Sy s’inspire de ses racines dans la culture Fulani, ou Peul, de la région de Futa, dans le nord du Sénégal, pour son film magique et réaliste sur un jeune couple dont la passion sème le chaos dans leur communauté rurale reculée. Les habitants de Futa ont la réputation d’être très dignes et attachés à leur communauté, dit Sy, qui est né et a grandi en France. J’ai été élevé dans la tradition peule à la maison et dans la culture française à l’extérieur.
Inspiration pour Banel & Adama est né d’un désir de créer une héroïne africaine tragique à l’égal de Pierre Corneilles Mde ou Jean Racines Phré. Nous n’avons pas vraiment ces personnages mythiques et tragiques, ou nous en avons, mais très peu, dit Sy, qui a écrit le scénario dans le cadre de son travail de fin d’études à l’école de cinéma française La Fmis, où elle a étudié l’écriture de scénario.
Je ne voulais pas diriger. La littérature et l’écriture sont ma passion, dit-elle, citant ses auteurs préférés comme Toni Morrison, Maya Angelou, Chimamanda Ngozi Adichie et Jesmyn Ward, ainsi que William Faulkner. Mais la tragédie a poussé Sy au fauteuil de réalisateur après que le producteur français ric Nv, qui avait acquis le scénario et tentait de faire décoller le projet, est décédé subitement en 2019. Il était mon parrain dans le monde du cinéma. Sa femme, Maud Leclair, a dit : Tu dois faire ça pour Eric, et je l’ai donc fait pour lui en hommage.
Frances National Cinema Center a encouragé Sy à faire d’abord un court métrage avant de se lancer dans un long métrage, ce qui en fait une condition de financement du long métrage.
Elle a écrit le scénario du court métrage Astel en trois semaines sur le verrouillage de Covid et l’a tourné en novembre 2021. Il a ensuite remporté des prix à Toronto et à Clermont-Ferrand.
Je n’ai pas eu le temps d’aller en festivals parce que j’ai été transférée directement sur le long métrage, dit-elle. Je dois remercier le CNC pour cela car pendant que j’étais sur des plateaux, je n’en avais jamais fait tourner. Cela m’a aidé à survivre à la fonctionnalité et à construire mon équipage.
Quatre-vingts pour cent de l’équipe du long métrage sont sénégalais, rejoints par le directeur de la photographie marocain Amine Berrada, le reste venant principalement de France. Il était important qu’au moins les trois quarts de mon équipage soient sénégalais, dit Sy.

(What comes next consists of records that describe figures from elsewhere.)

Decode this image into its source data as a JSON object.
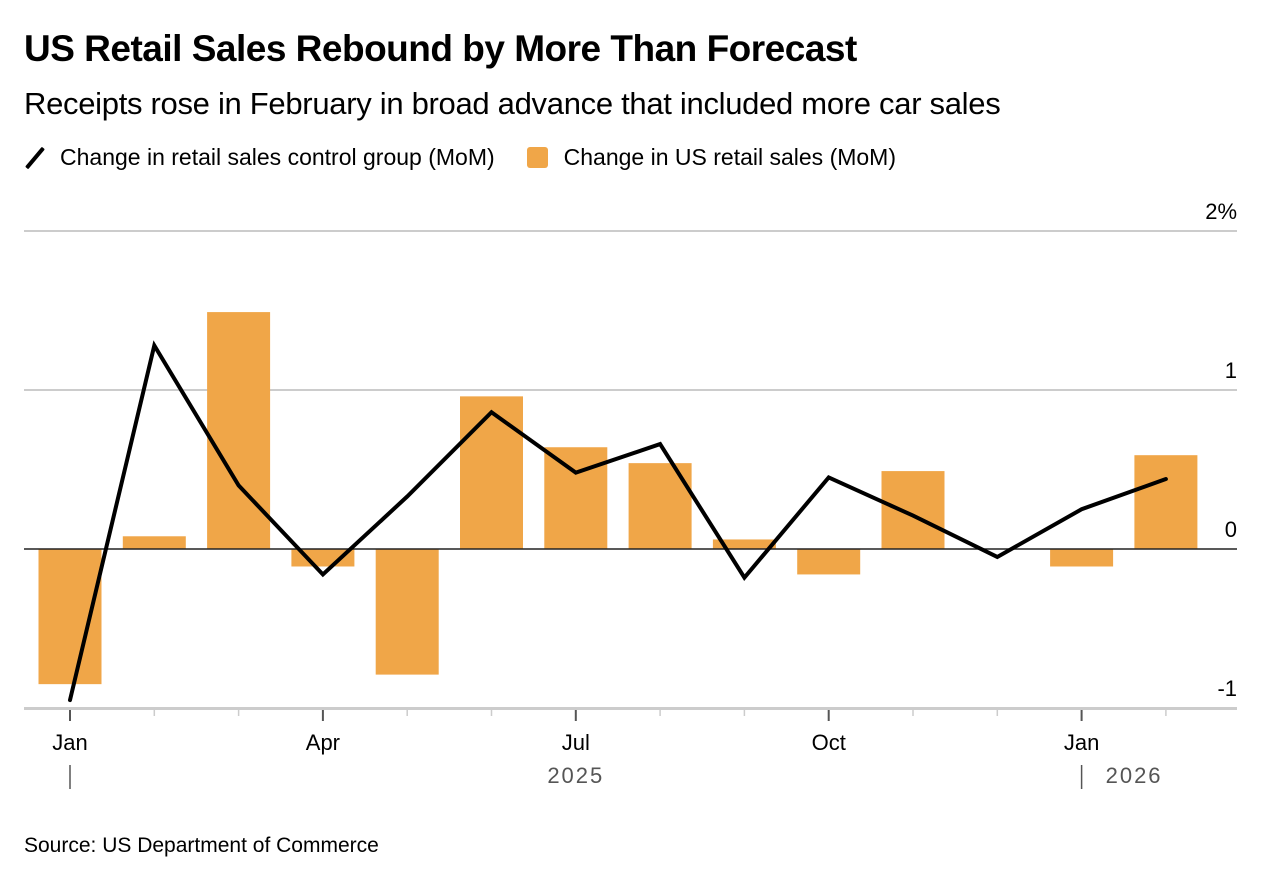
{
  "header": {
    "title": "US Retail Sales Rebound by More Than Forecast",
    "subtitle": "Receipts rose in February in broad advance that included more car sales"
  },
  "legend": [
    {
      "label": "Change in retail sales control group (MoM)",
      "type": "line",
      "color": "#000000"
    },
    {
      "label": "Change in US retail sales (MoM)",
      "type": "bar",
      "color": "#F0A648"
    }
  ],
  "footer": {
    "source": "Source: US Department of Commerce"
  },
  "chart_data": {
    "type": "bar",
    "title": "US Retail Sales Rebound by More Than Forecast",
    "subtitle": "Receipts rose in February in broad advance that included more car sales",
    "categories": [
      "Jan 2025",
      "Feb 2025",
      "Mar 2025",
      "Apr 2025",
      "May 2025",
      "Jun 2025",
      "Jul 2025",
      "Aug 2025",
      "Sep 2025",
      "Oct 2025",
      "Nov 2025",
      "Dec 2025",
      "Jan 2026",
      "Feb 2026"
    ],
    "series": [
      {
        "name": "Change in US retail sales (MoM)",
        "type": "bar",
        "color": "#F0A648",
        "values": [
          -0.85,
          0.08,
          1.49,
          -0.11,
          -0.79,
          0.96,
          0.64,
          0.54,
          0.06,
          -0.16,
          0.49,
          null,
          -0.11,
          0.59
        ]
      },
      {
        "name": "Change in retail sales control group (MoM)",
        "type": "line",
        "color": "#000000",
        "values": [
          -0.95,
          1.28,
          0.4,
          -0.16,
          0.33,
          0.86,
          0.48,
          0.66,
          -0.18,
          0.45,
          0.21,
          -0.05,
          0.25,
          0.44
        ]
      }
    ],
    "xlabel": "",
    "ylabel": "",
    "ylim": [
      -1,
      2
    ],
    "y_ticks": [
      {
        "value": 2,
        "label": "2%"
      },
      {
        "value": 1,
        "label": "1"
      },
      {
        "value": 0,
        "label": "0"
      },
      {
        "value": -1,
        "label": "-1"
      }
    ],
    "x_tick_labels": [
      {
        "index": 0,
        "label": "Jan"
      },
      {
        "index": 3,
        "label": "Apr"
      },
      {
        "index": 6,
        "label": "Jul"
      },
      {
        "index": 9,
        "label": "Oct"
      },
      {
        "index": 12,
        "label": "Jan"
      }
    ],
    "year_labels": [
      {
        "index": 6,
        "label": "2025"
      },
      {
        "index": 12,
        "label": "2026"
      }
    ],
    "grid": true,
    "y_axis_side": "right",
    "legend_position": "top-left"
  }
}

Mélangeant les influences littéraires du XVIIe siècle avec les traditions sénégalaises de la narration, Sy décrit son film comme un patchwork représentant différentes parties de son identité. Oui, je suis né en France, et je suis français de culture, mais je suis avant tout africain car je suis noir et mes parents viennent du Sénégal. Je me considère aussi comme un cinéaste français.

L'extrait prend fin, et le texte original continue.